Caring for all the needs of two children, cleaning, cooking, running a business, visiting with friends, quality time with my husband, keeping up with finances, planning for the future and on and on and on. Trying to “do it all” is for the birds. I mean, who am I kidding anyway?
Frustrated? Overwhelmed? Stressed? Is this how I want to spend my days?
And that’s when I reminded myself, “YOU HAVE A NEWBORN, SHAN!” Chill out. Relax. Get more sleep. Let gooooo… Enjoy yourself and your time with your babes – they are growing up so fast!

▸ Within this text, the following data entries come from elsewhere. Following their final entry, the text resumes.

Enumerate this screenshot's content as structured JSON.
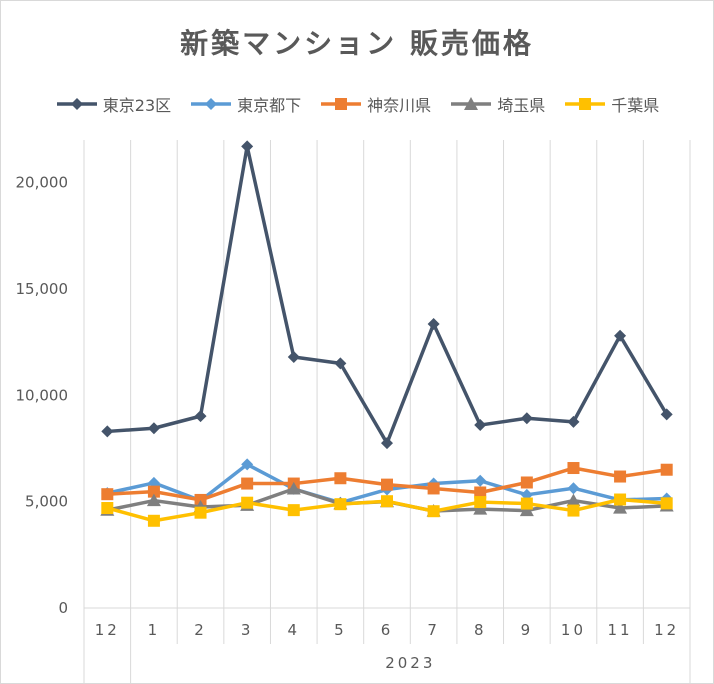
{
  "chart_data": {
    "type": "line",
    "title": "新築マンション 販売価格",
    "categories": [
      "12",
      "1",
      "2",
      "3",
      "4",
      "5",
      "6",
      "7",
      "8",
      "9",
      "10",
      "11",
      "12"
    ],
    "category_group": {
      "label": "2023",
      "start_index": 1,
      "end_index": 12
    },
    "ylim": [
      0,
      22000
    ],
    "yticks": [
      0,
      5000,
      10000,
      15000,
      20000
    ],
    "ytick_labels": [
      "0",
      "5,000",
      "10,000",
      "15,000",
      "20,000"
    ],
    "legend_position": "top",
    "grid": "vertical",
    "series": [
      {
        "name": "東京23区",
        "color": "#44546a",
        "marker": "diamond",
        "values": [
          8300,
          8450,
          9020,
          21700,
          11800,
          11500,
          7750,
          13350,
          8600,
          8920,
          8750,
          12800,
          9100
        ]
      },
      {
        "name": "東京都下",
        "color": "#5b9bd5",
        "marker": "diamond",
        "values": [
          5400,
          5880,
          5050,
          6750,
          5600,
          4950,
          5570,
          5850,
          5980,
          5320,
          5630,
          5080,
          5150
        ]
      },
      {
        "name": "神奈川県",
        "color": "#ed7d31",
        "marker": "square",
        "values": [
          5350,
          5470,
          5080,
          5850,
          5850,
          6100,
          5800,
          5620,
          5430,
          5900,
          6580,
          6180,
          6500
        ]
      },
      {
        "name": "埼玉県",
        "color": "#7f7f7f",
        "marker": "triangle",
        "values": [
          4600,
          5050,
          4750,
          4830,
          5600,
          4900,
          5000,
          4560,
          4650,
          4580,
          5050,
          4700,
          4800
        ]
      },
      {
        "name": "千葉県",
        "color": "#ffc000",
        "marker": "square",
        "values": [
          4700,
          4100,
          4480,
          4950,
          4600,
          4880,
          5020,
          4550,
          4980,
          4910,
          4580,
          5100,
          4920
        ]
      }
    ]
  }
}
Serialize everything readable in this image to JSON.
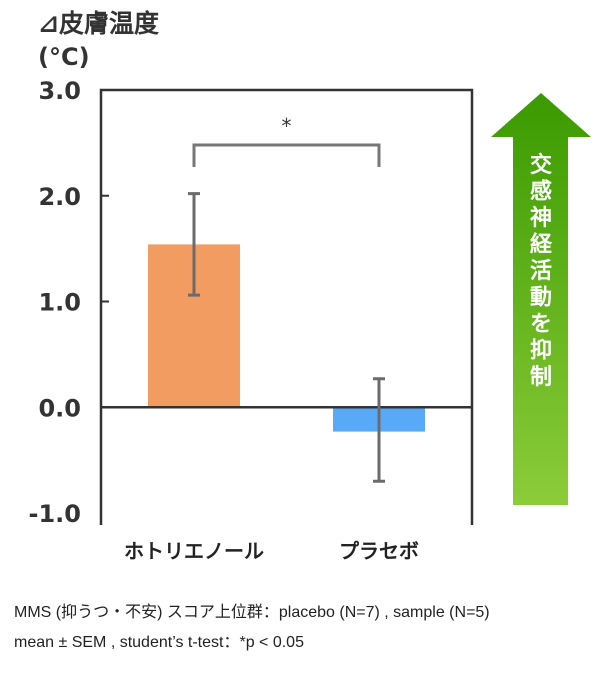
{
  "chart_data": {
    "type": "bar",
    "ylabel": "⊿皮膚温度",
    "yunit": "(°C)",
    "ylim": [
      -1.0,
      3.0
    ],
    "yticks": [
      "3.0",
      "2.0",
      "1.0",
      "0.0",
      "-1.0"
    ],
    "ytick_values": [
      3.0,
      2.0,
      1.0,
      0.0,
      -1.0
    ],
    "categories": [
      "ホトリエノール",
      "プラセボ"
    ],
    "values": [
      1.54,
      -0.23
    ],
    "error_upper": [
      2.02,
      0.27
    ],
    "error_lower": [
      1.06,
      -0.7
    ],
    "colors": [
      "#f39c62",
      "#58aaf8"
    ],
    "significance": {
      "label": "*",
      "between": [
        0,
        1
      ]
    },
    "grid": false,
    "arrow": {
      "label": "交感神経活動を抑制",
      "colors": [
        "#3a9a00",
        "#8ccc3a"
      ]
    }
  },
  "notes": {
    "line1": "MMS (抑うつ・不安) スコア上位群：placebo (N=7) , sample (N=5)",
    "line2": "mean ± SEM , student’s t-test：*p < 0.05"
  }
}
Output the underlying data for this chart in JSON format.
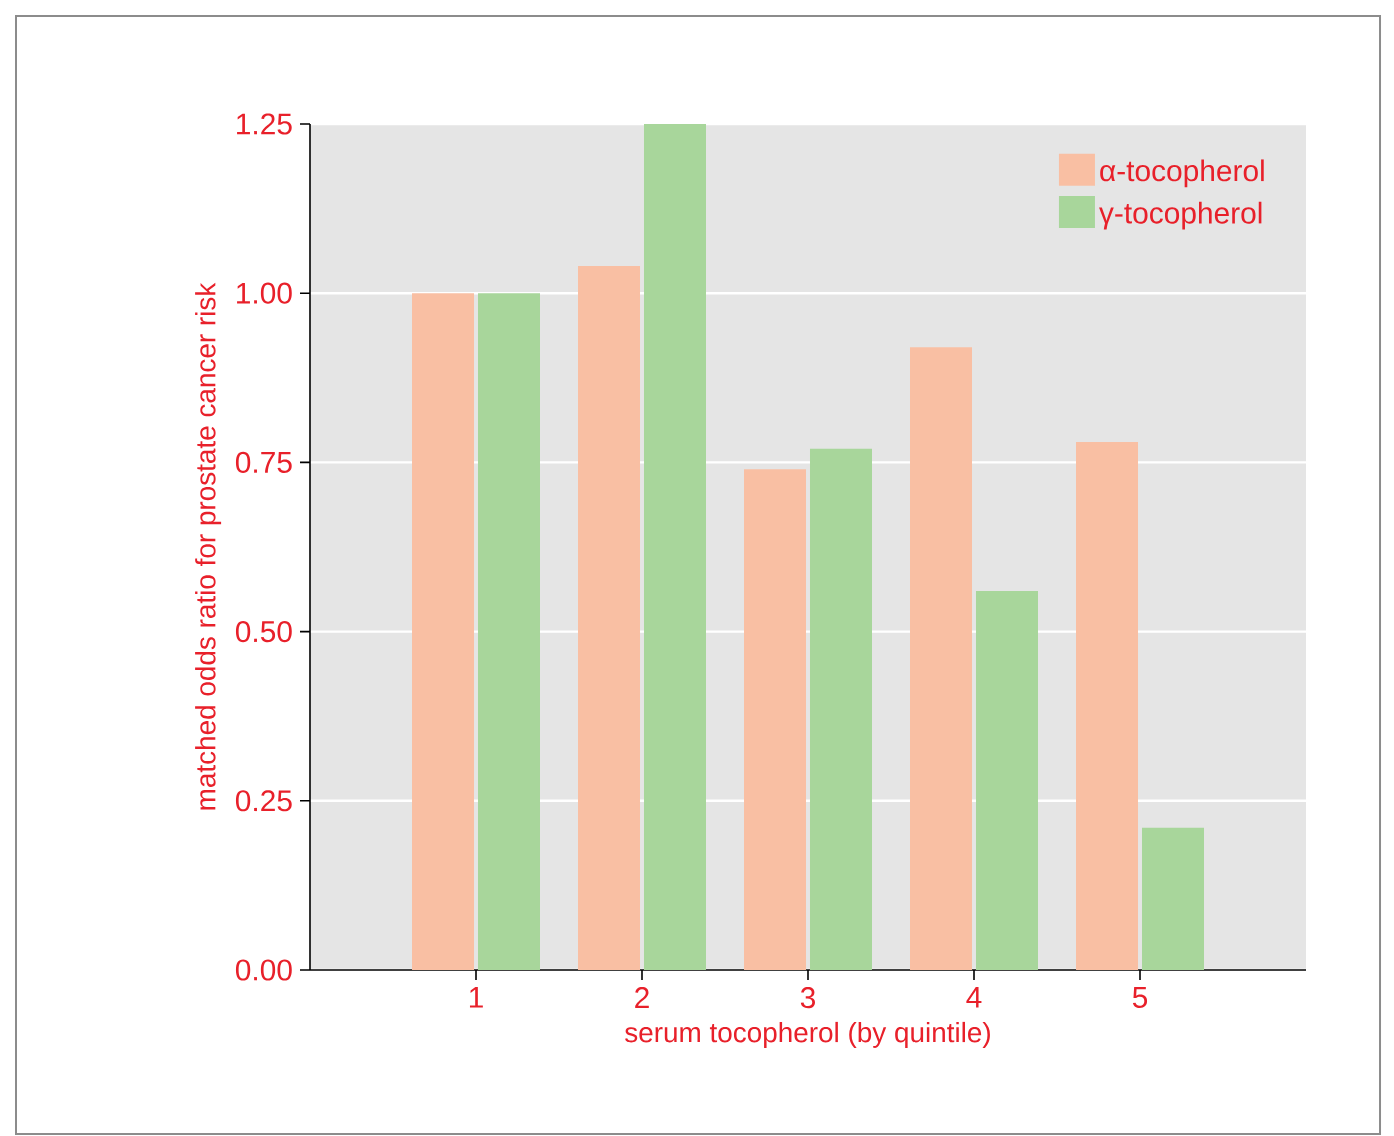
{
  "chart_data": {
    "type": "bar",
    "xlabel": "serum tocopherol (by quintile)",
    "ylabel": "matched odds ratio for prostate cancer risk",
    "categories": [
      "1",
      "2",
      "3",
      "4",
      "5"
    ],
    "series": [
      {
        "name": "α-tocopherol",
        "color": "#f9bfa3",
        "values": [
          1.0,
          1.04,
          0.74,
          0.92,
          0.78
        ]
      },
      {
        "name": "γ-tocopherol",
        "color": "#a8d69b",
        "values": [
          1.0,
          1.25,
          0.77,
          0.56,
          0.21
        ]
      }
    ],
    "ylim": [
      0,
      1.25
    ],
    "yticks": [
      {
        "value": 0,
        "label": "0.00"
      },
      {
        "value": 0.25,
        "label": "0.25"
      },
      {
        "value": 0.5,
        "label": "0.50"
      },
      {
        "value": 0.75,
        "label": "0.75"
      },
      {
        "value": 1,
        "label": "1.00"
      },
      {
        "value": 1.25,
        "label": "1.25"
      }
    ],
    "grid": "y",
    "legend": "top right"
  }
}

So the next day I didn’t set any expectations or have any plans in mind. I ended up spontaneously creating some new meals, felting some holiday crafts, playing with my boys and I even got a nap in. No expectations and no planning is where I need to stay right now. I find I’m way less frustrated, overwhelemd, and stressed when I stop setting myself up with unrealistic expectations.
And instead of having these big ideas of jumping right back into work (after only a month), or painting, or opening up my Etsy shop again, I’ve decided to let each day be my guide. So today I returned to my knitting needles, not only because I find knitting to be relaxing and meditative, but because it’s the one thing I can do while nursing!
HEY WORKING MOMS – I want to hear from you! How do you balance the joy (and challenges) of motherhood with your creative and personal interests?
Your Personal Reflection: Do you ever set expectations or make plans only to see it end in disappointment and frustration? How can you continue to plan for the future but live in the present moment, with less expectations of how things “should” be? Try going through your day today with less worry and more unplanned experiences – and see how you feel.